Rapat Koordinasi Bupati Kudus bersama Menteri Pertanian RI

Rapat Koordinasi Bupati Kudus bersama Menteri Pertanian RI

Radiosuarakudus.com – Seiring dengan kejadian bencana banjir yang berada di wilayah Kabupaten Kudus selama hampir dua minggu, mengakibatkan beberapa wilayah pertanian di beberapa kecamatan mengalami puso. Hal ini menjadi konsen utama kedatangan Menteri Pertanian Republik Indonesia, Suswono, di Kudus,

(4/2/14). Beliau hadir bersama staf Kementerian Pertanian dan perwakilan dari Kabupaten Demak, Kabupaten Grobogan dan Kabupaten Pati guna melakukan rapat koordinasi di Pendopo Kabupaten Kudus. Rapat koordinasi tersebut dimaksudkan untuk mengetahui wilayah dan total kerugian yang dialami di bidang pertanian akibat bencana banjir di wilayah Karesidenan Pati.

Bupati Kudus, H. Musthofa mendapat kesempatan pertama untuk menyampaikan paparan terkait dengan bencana alam yang menimpa daerahnya kepada Menteri Pertanian.
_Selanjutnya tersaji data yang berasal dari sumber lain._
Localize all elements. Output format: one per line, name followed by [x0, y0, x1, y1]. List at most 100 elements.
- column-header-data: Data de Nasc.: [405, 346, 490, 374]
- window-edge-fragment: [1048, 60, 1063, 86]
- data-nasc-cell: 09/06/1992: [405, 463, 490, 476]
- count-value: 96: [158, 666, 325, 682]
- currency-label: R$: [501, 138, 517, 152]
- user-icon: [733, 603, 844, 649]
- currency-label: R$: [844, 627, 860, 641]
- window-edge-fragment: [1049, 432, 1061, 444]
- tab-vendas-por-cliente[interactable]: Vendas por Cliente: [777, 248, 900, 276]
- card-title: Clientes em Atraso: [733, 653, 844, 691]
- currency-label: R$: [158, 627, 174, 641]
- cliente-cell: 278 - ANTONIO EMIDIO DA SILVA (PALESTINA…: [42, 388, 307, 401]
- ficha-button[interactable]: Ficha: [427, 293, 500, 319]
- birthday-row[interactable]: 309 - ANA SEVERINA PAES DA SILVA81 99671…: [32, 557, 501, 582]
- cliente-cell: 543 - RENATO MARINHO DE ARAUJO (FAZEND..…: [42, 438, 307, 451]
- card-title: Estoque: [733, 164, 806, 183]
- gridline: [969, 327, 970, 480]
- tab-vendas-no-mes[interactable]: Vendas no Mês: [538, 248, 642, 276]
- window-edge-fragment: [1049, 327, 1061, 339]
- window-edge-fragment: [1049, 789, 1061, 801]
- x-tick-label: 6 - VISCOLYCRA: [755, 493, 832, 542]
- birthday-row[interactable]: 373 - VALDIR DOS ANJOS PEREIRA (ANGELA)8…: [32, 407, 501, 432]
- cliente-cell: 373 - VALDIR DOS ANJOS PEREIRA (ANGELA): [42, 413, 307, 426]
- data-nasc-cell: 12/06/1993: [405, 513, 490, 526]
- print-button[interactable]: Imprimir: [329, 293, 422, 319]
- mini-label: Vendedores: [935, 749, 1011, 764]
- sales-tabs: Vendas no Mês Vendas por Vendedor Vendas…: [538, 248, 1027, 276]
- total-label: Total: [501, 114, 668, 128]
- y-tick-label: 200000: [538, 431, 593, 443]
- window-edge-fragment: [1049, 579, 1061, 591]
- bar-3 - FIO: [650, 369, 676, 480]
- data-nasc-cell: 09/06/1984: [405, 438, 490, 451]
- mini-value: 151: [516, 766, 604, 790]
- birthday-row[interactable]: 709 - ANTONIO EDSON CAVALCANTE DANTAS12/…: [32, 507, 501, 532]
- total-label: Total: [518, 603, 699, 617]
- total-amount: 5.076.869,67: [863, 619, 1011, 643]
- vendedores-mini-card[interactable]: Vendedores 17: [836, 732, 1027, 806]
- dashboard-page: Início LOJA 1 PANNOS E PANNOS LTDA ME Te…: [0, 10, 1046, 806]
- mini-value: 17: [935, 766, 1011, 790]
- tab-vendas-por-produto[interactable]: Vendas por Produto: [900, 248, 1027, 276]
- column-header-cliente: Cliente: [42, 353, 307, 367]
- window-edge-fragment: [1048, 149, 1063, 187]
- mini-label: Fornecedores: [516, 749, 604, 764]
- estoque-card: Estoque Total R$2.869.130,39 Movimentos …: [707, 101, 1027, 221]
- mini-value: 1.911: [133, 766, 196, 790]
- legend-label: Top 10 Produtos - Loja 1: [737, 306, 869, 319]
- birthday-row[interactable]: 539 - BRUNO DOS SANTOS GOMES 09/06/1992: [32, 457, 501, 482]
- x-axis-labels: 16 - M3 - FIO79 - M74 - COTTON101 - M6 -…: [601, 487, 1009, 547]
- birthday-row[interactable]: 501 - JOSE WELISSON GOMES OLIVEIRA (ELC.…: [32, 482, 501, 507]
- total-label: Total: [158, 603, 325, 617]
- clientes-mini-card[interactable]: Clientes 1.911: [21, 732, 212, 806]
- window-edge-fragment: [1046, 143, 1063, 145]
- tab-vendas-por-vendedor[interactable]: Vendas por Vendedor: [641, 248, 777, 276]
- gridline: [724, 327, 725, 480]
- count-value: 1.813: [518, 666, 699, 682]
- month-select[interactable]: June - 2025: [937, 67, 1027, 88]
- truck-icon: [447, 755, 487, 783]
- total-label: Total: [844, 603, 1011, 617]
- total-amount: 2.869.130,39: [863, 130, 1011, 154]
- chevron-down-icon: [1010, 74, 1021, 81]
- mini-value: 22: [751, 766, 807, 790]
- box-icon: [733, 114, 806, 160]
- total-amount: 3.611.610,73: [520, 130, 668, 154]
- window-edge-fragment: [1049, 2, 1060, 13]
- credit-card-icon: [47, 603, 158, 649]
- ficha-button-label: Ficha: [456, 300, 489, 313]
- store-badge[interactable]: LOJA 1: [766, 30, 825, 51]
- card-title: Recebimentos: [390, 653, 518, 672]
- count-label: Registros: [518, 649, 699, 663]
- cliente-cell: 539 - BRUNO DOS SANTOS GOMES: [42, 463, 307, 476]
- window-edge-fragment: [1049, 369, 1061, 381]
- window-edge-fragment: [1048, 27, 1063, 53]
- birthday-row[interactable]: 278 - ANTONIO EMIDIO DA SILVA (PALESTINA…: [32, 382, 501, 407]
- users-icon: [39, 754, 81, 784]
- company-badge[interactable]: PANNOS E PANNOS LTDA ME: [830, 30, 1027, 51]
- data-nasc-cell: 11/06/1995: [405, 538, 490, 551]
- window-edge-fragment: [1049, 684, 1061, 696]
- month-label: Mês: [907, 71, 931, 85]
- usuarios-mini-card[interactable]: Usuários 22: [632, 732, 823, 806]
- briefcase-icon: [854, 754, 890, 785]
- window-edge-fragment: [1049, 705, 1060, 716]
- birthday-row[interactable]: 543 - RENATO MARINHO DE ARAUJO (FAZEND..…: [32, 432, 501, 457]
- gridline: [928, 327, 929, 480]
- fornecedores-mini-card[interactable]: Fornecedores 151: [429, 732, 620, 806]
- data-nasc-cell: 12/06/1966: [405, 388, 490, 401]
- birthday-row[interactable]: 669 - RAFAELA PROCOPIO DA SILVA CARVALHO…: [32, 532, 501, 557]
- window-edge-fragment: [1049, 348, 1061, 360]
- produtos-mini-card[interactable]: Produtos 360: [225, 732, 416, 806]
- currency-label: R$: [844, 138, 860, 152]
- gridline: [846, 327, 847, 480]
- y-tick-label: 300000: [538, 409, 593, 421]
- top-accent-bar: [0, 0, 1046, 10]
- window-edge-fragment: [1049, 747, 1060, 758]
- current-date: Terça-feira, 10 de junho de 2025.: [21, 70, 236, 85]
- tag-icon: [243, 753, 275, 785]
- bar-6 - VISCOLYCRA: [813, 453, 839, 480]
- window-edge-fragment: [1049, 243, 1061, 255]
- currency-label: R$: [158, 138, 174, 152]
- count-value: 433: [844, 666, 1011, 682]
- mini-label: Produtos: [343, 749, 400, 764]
Dalam paparannya, Bupati yang kerap disapa Kang Mus itu mengungkapkan bahwa Kabupaten Kudus saat ini mengalami bencana yang tidak biasanya dan bisa dibilang bencana terbesar selama ini. “Bencana tahun ini merupakan bencana terbesar di Kudus selama hampir 20 tahun.”ungkapnya dihadapan para hadirin. Paparan tersebut secara data dan fakta memang benar adanya.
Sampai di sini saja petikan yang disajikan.